The security team at Flatiron Health is a killer group to join. We are part of an amazing organization full of really smart people and work every day to protect against threats to a business trying to help cure cancer. We create attack driven defenses, not compliance. We are always looking for new ideas and trying to make sure the best ideas rise to the top of the heap. We focus on results and not just debate, in fact we are often architects, designers and engineers, not just advisors. We build credibility through action and results.

As a Senior Application Security Engineer you will:

  • See our architectures, read our code, break the apps, and find the problems before the bad guys do (through penetration testing, ethical hacking, etc.).
  • Build frameworks, APIs, processes, and whatever else is necessary to keep our web applications secure.
  • Stay on the leading edge of security research and make sure the company responds to new things quickly.
  • Build application security champions.
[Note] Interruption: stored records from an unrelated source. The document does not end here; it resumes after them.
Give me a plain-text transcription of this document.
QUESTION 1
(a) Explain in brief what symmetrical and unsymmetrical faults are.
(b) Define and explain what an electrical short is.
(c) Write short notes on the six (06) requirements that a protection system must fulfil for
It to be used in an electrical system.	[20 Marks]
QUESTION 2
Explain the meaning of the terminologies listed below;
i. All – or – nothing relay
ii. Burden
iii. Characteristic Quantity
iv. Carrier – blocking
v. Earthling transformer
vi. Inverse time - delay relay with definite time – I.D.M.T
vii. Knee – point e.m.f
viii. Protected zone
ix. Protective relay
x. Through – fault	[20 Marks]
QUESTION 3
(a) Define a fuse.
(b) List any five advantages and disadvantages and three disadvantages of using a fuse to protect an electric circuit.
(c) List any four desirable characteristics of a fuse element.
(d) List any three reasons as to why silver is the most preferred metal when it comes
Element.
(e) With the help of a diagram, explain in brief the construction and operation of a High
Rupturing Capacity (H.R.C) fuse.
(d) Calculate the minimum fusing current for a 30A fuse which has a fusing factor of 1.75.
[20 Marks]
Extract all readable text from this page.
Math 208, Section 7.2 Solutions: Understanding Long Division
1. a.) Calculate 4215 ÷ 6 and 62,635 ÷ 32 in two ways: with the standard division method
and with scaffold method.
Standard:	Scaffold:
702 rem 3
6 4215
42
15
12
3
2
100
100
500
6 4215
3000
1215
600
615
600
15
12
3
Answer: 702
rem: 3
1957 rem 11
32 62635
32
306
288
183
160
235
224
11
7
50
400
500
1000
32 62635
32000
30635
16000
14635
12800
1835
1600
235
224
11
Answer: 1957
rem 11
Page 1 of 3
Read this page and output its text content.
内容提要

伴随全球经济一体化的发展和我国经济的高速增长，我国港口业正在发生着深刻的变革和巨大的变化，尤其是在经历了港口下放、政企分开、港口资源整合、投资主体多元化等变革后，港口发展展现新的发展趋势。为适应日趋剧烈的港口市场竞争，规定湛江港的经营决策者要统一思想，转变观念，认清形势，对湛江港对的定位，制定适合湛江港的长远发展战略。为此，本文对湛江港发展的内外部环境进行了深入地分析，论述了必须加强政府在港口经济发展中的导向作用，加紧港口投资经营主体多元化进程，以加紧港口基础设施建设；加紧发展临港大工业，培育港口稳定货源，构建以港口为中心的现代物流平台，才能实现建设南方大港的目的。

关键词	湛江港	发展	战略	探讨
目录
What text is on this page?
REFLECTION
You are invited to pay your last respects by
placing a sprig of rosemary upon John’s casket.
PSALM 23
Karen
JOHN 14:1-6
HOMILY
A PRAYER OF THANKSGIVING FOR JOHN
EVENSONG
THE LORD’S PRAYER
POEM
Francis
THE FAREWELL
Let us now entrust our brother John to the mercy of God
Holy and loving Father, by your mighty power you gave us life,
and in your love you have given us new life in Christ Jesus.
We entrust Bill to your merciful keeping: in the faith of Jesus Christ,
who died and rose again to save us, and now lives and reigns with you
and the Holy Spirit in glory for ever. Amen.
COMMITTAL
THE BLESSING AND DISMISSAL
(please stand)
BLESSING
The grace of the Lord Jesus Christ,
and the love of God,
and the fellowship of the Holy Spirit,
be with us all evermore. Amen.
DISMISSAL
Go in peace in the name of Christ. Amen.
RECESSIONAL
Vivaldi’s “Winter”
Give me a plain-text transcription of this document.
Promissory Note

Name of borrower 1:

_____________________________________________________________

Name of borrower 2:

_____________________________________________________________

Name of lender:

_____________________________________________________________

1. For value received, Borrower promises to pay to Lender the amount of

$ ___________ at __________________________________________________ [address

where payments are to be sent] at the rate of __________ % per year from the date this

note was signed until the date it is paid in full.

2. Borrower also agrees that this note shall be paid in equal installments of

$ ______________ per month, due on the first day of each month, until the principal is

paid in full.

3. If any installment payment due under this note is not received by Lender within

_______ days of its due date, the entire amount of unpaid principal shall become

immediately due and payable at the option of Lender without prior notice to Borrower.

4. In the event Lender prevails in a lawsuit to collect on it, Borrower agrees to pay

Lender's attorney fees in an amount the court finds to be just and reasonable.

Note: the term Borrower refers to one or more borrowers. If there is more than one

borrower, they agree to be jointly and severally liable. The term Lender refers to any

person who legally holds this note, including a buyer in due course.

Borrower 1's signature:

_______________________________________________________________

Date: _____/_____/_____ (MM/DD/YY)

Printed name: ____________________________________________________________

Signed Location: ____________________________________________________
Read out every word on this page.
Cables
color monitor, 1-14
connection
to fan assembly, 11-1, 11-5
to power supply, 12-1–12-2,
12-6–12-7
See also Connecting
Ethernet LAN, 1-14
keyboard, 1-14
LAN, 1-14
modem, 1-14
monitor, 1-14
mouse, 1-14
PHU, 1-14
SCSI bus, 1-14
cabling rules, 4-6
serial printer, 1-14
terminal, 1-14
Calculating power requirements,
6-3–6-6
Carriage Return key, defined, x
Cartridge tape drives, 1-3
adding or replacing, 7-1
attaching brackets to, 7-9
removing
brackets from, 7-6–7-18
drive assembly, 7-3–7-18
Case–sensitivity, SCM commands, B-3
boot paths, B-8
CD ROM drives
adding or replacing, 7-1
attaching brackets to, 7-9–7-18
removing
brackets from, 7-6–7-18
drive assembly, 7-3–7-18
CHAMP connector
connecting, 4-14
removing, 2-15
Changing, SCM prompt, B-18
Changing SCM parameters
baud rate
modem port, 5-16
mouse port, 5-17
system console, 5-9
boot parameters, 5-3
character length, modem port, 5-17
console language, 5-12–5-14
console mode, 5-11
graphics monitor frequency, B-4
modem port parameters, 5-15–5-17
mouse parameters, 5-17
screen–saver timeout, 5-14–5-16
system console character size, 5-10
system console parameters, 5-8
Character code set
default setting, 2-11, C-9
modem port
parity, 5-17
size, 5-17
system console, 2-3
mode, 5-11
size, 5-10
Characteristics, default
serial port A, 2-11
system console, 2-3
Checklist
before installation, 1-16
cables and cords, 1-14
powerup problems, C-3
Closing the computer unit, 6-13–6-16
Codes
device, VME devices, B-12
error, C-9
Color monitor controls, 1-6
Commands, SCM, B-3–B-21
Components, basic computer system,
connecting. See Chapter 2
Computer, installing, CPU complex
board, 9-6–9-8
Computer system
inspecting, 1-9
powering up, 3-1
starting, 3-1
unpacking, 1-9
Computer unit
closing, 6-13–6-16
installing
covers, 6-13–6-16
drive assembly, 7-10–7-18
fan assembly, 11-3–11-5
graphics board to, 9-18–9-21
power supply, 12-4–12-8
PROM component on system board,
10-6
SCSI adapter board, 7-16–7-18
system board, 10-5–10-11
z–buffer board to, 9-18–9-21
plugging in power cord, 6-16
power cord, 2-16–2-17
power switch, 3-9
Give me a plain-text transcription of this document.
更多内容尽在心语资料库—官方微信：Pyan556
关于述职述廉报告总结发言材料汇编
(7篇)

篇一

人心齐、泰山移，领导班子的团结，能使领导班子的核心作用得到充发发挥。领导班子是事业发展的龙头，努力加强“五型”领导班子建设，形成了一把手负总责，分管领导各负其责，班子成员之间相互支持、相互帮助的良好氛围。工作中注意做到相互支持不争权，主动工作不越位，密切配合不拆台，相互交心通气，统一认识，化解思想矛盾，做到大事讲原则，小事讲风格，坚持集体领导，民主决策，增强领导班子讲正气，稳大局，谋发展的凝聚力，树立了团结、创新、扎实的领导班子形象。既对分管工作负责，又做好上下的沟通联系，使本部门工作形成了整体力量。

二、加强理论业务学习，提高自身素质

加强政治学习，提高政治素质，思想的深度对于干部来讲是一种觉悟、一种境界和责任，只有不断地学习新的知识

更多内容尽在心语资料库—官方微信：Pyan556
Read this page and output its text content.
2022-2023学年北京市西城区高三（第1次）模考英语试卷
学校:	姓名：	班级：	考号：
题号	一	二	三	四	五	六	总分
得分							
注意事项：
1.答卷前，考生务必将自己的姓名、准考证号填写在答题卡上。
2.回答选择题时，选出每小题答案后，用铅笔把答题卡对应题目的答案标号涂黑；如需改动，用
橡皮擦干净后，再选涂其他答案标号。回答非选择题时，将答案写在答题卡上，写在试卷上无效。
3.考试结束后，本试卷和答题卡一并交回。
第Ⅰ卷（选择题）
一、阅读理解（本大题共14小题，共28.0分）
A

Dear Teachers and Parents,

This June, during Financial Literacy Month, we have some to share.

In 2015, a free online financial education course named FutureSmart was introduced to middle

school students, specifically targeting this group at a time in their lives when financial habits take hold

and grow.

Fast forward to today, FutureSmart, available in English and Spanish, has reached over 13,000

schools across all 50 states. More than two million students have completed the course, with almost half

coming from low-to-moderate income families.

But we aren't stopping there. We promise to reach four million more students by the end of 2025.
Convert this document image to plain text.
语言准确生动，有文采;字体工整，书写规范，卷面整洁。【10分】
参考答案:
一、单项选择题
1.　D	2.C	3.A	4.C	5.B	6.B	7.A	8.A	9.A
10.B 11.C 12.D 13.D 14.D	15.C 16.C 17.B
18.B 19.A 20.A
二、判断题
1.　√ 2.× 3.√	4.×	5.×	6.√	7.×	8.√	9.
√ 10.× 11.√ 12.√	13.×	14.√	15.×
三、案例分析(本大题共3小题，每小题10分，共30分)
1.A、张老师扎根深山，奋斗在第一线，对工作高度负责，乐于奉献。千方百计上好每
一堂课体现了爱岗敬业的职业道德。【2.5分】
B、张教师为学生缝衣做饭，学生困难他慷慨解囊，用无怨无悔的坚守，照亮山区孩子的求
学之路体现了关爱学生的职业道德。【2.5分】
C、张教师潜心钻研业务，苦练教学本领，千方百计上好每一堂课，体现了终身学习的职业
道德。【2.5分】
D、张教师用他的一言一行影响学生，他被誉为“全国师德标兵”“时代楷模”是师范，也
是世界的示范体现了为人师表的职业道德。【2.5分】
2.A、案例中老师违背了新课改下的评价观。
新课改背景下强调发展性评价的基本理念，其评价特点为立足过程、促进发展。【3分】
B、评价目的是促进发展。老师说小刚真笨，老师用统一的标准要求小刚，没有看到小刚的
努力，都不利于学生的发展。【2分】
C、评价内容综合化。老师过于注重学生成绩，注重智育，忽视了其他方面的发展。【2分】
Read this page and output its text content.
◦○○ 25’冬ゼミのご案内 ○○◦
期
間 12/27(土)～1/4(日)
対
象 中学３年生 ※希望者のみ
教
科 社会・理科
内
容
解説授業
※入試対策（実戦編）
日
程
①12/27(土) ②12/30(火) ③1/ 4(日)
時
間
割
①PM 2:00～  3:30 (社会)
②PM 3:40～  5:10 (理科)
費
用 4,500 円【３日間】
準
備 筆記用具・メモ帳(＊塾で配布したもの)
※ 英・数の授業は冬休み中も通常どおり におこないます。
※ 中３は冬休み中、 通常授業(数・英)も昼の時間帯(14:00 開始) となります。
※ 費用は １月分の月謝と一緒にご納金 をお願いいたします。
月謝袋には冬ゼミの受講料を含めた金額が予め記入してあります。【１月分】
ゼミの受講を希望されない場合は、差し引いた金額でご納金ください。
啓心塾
Teach engineers how to code secure.
  • Own the responsibility of securing our products!

About you:

  • Have a strong foundation in and in-depth technical knowledge of application security, particularly web application security.
  • Sympathize with the complexity of being a developer and want to help make writing secure code easier.
  • Can read code like a book, and write enough code to get by. (Our stack includes python, angular, and VB.NET, although we don’t require experience with these languages).
  • Have at least 4 years of relevant work experience.
  • Have excellent interpersonal communication skills.
  • Able to deal with the ambiguity associated with working in a fast paced and changing environment; self motivated and results oriented.